Yawa: the hope of Ghanaian and African women

Questa è una versione in inglese dell'articolo su Yawa, fondatrice della LLN. Per leggere l'articolo in italiano, cliccare qui.

I  had the pleasure of meeting Yawa in 2004, during a course on democracy and tribalism in Ghana. At the time, I had immediately noticed and appreciated her great personality, wisdom and determination.

In the past few years, Yawa has confirmed herself as a leader in Ghana, both at university level as well as community level. Her passion? Defending and enhancing the role and opportunities of Ghanaian and African women in society and daily life.

She became the first female president of a college-level student government organization in Ghana. In 2007 she was invited to join the Pan-African Network of Emerging Leaders. She was one of the founders and presidents of Women of Ashesi, a support group for university-level women.

Yawa Hansen-Quao passionately defends women's rights and female empowerment. She organizes and promotes workshops about gender stereotyping, AIDS and sexual education. As a member of Toastmasters International, she shares the art of public speaking, helping other women to develop the necessary skills and confidence to become more effective communicators.

Yawa holds a degree in Business Administration from Ashesi University College, a Honors in Entrepreneurship and New Product Development from The American University of Rome, and a Certificate in Radio and Television Presentation from Ghana Institute of Journalism. 

At the beginning of the 1980s, Yawa and her family had to leave Ghana because of the military coups. She lived her first years as refugee in Togo and in the USA, through the UNHCR. In 1996, she was able to go back home, where she realized that the local women had few opportunities and limited spaces.
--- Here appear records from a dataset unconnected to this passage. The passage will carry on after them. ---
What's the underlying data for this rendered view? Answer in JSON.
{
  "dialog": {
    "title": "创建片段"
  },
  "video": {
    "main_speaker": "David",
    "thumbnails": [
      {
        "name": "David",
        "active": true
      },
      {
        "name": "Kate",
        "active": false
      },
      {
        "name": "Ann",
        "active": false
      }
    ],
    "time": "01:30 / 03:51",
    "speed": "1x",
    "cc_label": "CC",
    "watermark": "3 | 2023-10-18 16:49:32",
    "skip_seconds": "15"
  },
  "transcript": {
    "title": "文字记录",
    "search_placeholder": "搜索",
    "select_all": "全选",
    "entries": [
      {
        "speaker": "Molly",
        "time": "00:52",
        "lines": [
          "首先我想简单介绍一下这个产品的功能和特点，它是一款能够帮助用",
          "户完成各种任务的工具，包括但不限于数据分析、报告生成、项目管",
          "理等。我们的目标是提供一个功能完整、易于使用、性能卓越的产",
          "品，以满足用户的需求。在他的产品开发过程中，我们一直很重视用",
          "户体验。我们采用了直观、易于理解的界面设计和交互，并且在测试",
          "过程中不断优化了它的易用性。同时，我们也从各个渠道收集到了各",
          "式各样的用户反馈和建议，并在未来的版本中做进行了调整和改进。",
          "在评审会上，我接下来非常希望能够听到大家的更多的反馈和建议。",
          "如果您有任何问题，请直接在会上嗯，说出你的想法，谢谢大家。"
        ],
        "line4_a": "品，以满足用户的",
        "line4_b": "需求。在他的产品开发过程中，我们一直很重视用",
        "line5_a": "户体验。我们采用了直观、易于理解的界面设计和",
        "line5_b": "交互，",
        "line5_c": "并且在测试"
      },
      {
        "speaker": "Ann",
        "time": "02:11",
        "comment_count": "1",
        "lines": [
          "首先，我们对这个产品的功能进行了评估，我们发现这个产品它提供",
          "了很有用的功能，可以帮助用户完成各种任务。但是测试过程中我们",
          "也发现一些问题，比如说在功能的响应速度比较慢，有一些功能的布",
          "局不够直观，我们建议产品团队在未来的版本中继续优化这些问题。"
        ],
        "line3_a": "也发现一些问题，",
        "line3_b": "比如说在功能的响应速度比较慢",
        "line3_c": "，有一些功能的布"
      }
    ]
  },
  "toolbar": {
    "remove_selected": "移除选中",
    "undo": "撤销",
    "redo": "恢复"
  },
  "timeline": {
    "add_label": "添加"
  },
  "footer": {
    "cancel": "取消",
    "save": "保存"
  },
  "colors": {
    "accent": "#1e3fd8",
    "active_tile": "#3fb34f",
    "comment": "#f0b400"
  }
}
As she worked and studied at Ashesi University, she conceived, supported and carried out the idea of introducing an honor code, the first of the kind to be implemented in a university in sub-Saharan Africa.  The aim was to reduce the amount of cheating and corruption in exchange for better grades. Yawa believes that corruption in governments and corporations often start in the wrong mentality of the youth. If students start learning and practicing ethical behaviors at an early age, there is more chances that these ideals remain rooted as they become adults and reach power positions.

One of Yawa's most recent conquests has been the creation of the Leading Ladies' Network (LLN), a non-governmental organization for supporting female leadership. Based in Accra, it has the following objectives:
  • nurturing and sustaining the leadership of Ghanaian women
  • helping and encouraging women to participate in projects for social change aimed at enhancing the quality of life of the most vulnerable
  • promoting the dialogue about women's development issues in Africa
  • encouraging the development of a positive and equitable relationship between women and men

The LLN has created a digital network through its website, profiles on Facebook, Youtube and Twitter, interventions in virtual forums, a monthly newsletter. In these spaces, the NGO launches online discussions, poses and answers questions, notifies members of events and opportunities.

The LLN also organizes educational and practical programs aimed at promoting female social entrepreneurship (the FLAMES program - Female Leadership Advancement, Mentoring, & Empowerment Series), with particular emphasis on improving professional capacities, technical competences and confidence building.